Masha pov
"Dek, undangan siapa?"
Saya mendongak mendapati Mas Duta memperhatikan saya yang sedang memainkan undangan pernikahan di tangan saya.
"Oh ini." Saya mengangkat undangan berwarna putih gading di tangan saya, "undangan nikahannya Eja sama Nadira Mas. Nih, Eja nitip buat Mas."
Saya menyerahkan undangan pernikahan milik Eja pada Mas Duta. Sebenarnya Eja hendak memberikan sendiri undangan itu pada Mas Duta tapi karena saya melihat dia sibuk sekali mengurus pernikahannya yang tidak pakai WO akhirnya saya inisiatif untuk mengajukan diri membantu menyebarkan undangan miliknya pada orang orang yang saya kenal termasuk salah satunya Mas Duta, Kak Bin dan Nadin.
"Loh Eja mau nikah?" Mas Duta mengambil undangan itu dari saya lalu ikut duduk di samping saya sambil membaca isi undangan pernikahan Eja.
"Iya, akhir bulan ini Mas."
"Mas nggak nyangka Eja duluan yang nikah. Padahal Eja tuh pacarannya ya baru sekali ini kan? Kalo nggak salah juga belum lama pacarannya."
Mas Duta memang lebih akrab dengan Eja daripada dengan Naresh. Saya juga heran, mungkin karena dulu Mas Duta sering main ke kostan Mas Tio dan disana ketemu Eja yang emang anaknya tuh kalem, beda sama Hamka dan Naresh yang cenderung pecicilan dan susah di atur.
"Iya, aku pun nggak nyangka juga Mas."
Sekian menit kami hanya diam tanpa ada pembicaraan apapun di lantai teras depan rumah. Saya sibuk main hp sedangkan Mas Duta sibuk memandangi undangan pernikahan milik Eja.
"Dek..."
"Heum." Saya menoleh menatap Mas Duta yang masih fokus melihat undangan milik Eja. Tangannya tergerak menyentuh tulisan nama Eja dan Nadira yang terukir dengan tinta warna silver yang ada pada sampul undangan tersebut.

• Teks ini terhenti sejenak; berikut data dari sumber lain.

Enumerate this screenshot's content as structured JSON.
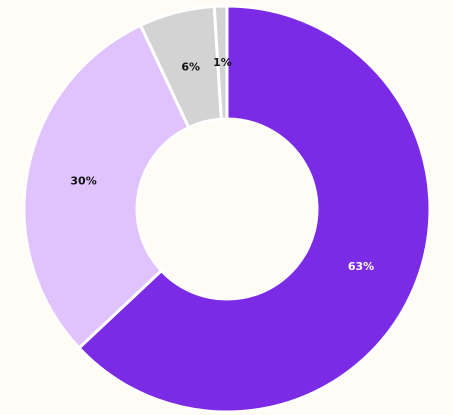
{
  "chart_data": {
    "type": "donut",
    "values": [
      63,
      30,
      6,
      1
    ],
    "value_labels": [
      "63%",
      "30%",
      "6%",
      "1%"
    ],
    "colors": [
      "#7b2ae6",
      "#e0c3fc",
      "#d3d3d3",
      "#d3d3d3"
    ],
    "label_colors": [
      "#ffffff",
      "#111111",
      "#111111",
      "#111111"
    ]
  }
}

"Naresh nggak pengen kesini bawa orang tuanya?"
Saya terkejut tidak menyangka Mas Duta menanyakan hal itu tiba tiba. Bahkan saya tidak tau harus menjawabnya bagaimana.
"Maksudnya?"
Mas Duta menghela nafas samar lalu matanya menerawang jauh ke depan sana entah menatap apa sampai sampai tidak ingin menatap lawan bicaranya.
"Kamu tau maksud Mas. "
Saya memang tau maksud Mas Duta. Tapi jujur saya tidak tau harus jawab apa. Saya takut menyakiti semua orang jika hal itu terjadi.

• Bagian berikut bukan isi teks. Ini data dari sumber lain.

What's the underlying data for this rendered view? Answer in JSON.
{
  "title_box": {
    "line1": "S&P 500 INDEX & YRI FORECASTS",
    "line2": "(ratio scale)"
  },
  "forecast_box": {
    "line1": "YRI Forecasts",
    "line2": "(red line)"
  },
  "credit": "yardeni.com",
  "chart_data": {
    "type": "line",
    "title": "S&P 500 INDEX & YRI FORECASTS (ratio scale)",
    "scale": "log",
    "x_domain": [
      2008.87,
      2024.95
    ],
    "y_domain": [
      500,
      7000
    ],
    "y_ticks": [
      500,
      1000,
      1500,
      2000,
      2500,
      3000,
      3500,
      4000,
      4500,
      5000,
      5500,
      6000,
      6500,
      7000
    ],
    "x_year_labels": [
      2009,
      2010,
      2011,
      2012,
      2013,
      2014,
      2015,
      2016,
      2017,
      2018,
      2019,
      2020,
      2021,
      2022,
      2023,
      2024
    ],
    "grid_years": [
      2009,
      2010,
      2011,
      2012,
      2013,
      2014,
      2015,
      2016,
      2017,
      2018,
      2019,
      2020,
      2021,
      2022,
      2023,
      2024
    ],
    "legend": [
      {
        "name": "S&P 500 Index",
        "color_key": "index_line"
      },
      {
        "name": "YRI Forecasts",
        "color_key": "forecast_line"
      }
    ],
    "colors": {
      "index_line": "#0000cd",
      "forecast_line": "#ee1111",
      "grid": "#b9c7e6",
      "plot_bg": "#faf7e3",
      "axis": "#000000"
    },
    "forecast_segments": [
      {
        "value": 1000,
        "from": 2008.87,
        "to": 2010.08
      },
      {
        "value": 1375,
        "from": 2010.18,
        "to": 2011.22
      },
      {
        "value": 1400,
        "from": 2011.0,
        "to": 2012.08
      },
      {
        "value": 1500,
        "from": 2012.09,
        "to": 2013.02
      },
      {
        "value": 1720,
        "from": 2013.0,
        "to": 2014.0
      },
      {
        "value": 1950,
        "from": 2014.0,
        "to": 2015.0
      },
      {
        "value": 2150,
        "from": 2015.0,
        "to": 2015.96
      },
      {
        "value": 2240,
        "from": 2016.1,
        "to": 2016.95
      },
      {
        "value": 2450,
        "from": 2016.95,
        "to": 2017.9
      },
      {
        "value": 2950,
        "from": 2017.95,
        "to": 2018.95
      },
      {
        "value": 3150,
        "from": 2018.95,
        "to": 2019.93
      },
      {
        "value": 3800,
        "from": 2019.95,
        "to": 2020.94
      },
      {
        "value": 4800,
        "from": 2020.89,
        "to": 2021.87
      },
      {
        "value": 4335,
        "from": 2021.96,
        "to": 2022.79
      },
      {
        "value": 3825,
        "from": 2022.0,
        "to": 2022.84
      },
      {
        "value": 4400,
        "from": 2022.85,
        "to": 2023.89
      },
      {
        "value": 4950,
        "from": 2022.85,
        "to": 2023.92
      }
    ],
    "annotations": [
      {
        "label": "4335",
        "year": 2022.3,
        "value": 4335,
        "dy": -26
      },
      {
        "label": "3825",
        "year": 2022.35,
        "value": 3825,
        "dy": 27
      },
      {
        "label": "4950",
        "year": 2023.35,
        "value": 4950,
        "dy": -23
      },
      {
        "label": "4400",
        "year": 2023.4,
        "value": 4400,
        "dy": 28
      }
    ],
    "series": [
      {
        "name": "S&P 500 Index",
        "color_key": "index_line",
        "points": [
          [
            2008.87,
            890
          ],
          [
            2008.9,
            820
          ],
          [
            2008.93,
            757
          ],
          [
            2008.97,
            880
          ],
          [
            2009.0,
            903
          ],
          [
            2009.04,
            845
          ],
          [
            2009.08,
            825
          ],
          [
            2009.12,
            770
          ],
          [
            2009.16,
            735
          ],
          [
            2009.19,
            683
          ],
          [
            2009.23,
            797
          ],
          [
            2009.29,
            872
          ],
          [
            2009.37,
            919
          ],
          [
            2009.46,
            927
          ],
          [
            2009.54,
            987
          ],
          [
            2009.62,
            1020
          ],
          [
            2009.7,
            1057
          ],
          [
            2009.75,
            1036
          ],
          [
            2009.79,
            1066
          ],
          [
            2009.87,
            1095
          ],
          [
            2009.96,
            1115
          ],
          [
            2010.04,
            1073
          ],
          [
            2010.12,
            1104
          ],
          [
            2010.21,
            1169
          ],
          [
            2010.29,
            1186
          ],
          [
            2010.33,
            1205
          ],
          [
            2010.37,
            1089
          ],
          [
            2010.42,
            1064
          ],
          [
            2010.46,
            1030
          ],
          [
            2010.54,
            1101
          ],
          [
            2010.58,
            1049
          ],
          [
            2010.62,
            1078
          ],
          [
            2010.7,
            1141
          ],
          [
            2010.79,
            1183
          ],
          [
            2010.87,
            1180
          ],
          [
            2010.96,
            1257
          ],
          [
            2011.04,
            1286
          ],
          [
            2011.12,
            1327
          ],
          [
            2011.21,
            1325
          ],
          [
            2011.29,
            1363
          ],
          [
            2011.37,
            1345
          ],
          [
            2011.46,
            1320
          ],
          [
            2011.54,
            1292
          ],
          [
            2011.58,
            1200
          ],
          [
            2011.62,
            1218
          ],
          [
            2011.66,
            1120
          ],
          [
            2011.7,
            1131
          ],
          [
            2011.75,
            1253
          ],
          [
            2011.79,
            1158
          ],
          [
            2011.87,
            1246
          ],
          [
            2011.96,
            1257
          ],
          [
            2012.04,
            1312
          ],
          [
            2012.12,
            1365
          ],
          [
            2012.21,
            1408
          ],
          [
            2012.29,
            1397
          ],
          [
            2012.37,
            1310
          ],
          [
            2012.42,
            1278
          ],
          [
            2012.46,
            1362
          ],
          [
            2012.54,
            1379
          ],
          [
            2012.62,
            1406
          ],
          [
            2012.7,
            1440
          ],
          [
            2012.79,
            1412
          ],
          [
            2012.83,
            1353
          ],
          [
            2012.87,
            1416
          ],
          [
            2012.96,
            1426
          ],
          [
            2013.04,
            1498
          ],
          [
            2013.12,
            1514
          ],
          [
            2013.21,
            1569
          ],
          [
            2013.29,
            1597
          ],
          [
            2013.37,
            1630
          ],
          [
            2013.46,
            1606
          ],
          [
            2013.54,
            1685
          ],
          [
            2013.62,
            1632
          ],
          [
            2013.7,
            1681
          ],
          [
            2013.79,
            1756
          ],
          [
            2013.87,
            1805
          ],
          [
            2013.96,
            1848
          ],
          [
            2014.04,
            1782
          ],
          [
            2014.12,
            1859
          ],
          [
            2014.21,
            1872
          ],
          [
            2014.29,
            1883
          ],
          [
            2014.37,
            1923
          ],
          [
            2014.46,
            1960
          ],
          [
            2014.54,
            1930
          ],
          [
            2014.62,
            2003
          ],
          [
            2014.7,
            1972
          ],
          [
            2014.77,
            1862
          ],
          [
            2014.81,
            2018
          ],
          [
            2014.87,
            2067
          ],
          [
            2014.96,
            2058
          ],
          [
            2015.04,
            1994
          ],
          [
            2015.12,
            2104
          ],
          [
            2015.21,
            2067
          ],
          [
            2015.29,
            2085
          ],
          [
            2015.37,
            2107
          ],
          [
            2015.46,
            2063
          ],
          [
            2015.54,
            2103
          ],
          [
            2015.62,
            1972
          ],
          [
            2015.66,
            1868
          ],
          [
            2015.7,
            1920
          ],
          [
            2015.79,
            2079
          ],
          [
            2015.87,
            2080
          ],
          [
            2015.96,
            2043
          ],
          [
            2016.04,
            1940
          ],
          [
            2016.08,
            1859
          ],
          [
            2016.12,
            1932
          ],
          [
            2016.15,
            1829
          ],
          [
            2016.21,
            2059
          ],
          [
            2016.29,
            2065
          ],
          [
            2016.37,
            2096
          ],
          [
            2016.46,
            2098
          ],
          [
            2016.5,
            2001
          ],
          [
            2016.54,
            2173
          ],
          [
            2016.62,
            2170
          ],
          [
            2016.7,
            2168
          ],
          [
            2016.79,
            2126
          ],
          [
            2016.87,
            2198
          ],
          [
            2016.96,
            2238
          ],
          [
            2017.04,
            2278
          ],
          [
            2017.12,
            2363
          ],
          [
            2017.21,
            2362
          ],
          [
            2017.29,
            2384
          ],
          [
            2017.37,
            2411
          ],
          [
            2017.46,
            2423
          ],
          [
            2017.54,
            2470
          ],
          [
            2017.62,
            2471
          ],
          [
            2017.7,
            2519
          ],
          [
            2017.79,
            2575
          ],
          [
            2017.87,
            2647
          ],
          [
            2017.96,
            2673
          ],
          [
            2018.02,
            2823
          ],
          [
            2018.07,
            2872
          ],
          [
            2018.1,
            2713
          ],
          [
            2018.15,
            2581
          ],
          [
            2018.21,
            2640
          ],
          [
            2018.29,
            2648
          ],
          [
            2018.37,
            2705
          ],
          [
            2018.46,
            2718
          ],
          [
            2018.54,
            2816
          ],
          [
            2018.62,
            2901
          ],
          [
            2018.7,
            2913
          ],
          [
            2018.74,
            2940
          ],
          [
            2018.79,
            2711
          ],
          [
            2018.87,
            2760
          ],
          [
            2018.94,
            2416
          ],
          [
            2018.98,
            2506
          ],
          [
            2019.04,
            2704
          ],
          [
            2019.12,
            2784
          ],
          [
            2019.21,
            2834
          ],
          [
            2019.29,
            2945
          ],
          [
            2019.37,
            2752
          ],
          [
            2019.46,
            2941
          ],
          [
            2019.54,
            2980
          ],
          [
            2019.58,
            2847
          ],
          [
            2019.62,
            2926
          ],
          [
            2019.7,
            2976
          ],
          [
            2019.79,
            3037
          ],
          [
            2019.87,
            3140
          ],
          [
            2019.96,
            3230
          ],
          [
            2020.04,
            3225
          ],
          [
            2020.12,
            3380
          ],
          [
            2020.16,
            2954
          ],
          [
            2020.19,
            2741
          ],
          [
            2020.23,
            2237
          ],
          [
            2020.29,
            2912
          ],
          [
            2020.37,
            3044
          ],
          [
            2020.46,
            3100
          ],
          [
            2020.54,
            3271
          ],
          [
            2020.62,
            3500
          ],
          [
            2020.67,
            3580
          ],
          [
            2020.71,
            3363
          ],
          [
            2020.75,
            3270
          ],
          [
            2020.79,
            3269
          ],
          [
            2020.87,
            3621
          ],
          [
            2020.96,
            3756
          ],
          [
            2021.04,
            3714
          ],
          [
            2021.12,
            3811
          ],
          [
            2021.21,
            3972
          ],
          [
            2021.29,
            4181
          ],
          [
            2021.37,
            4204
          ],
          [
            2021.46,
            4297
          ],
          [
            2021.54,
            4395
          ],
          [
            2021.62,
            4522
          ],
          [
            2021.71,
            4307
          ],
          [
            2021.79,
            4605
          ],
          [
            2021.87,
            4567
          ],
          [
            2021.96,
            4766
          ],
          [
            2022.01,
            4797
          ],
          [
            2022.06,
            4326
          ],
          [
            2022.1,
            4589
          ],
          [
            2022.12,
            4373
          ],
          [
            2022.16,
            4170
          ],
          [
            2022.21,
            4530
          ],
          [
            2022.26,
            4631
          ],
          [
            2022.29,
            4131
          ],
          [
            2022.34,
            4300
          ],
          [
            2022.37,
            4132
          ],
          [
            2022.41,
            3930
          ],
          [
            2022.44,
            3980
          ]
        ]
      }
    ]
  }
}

"Kalian udah menjalin hubungan sangat lama. Dia nunggu kamu setahun untuk jadi pacar. Dan kalau dihitung hitung, kalian udah sama sama 5 tahun. Itu bukan waktu singkat Sha. Apa Naresh nggak kepengen minta kamu ke Ibu dan Mas untuk jadiin kamu istrinya?"
Saya menunduk memainkan pinggiran kuku saya.
"Kalau Mas lihat, kalian udah akrab sama keluarga satu sama lain. Naresh akrab banget sama Ibu, klop banget kalau udah masak di dapur. Dulu pas Ayah masih ada, dia pun udah akrab, Ayah restuin banget dia jadi pendamping kamu. Kamu juga diterima oleh orang tua Naresh yang itungannya orang ternama di Indonesia. Mereka sama sekali nggak permasalahin latar belakang kamu yang dari keluarga sederhana. Mereka juga nggak nuntut kamu macem macem. Mas yakin baik dari pihak kamu dan pihak keluarga Naresh nggak masalah sama hubungan kalian jika sampai jenjang pernikahan. Lalu apa yang bikin kamu maupun Naresh nggak melangkah ke jenjang itu?
Saya menarik nafas dalam mengisi paru paru saya yang tiba tiba saja sesak. Sakit. Entahlah, hanya untuk bicara saja seolah tidak bisa.
"Hmm dek?" Tanya Mas Duta lagi menuntut jawaban dari saya.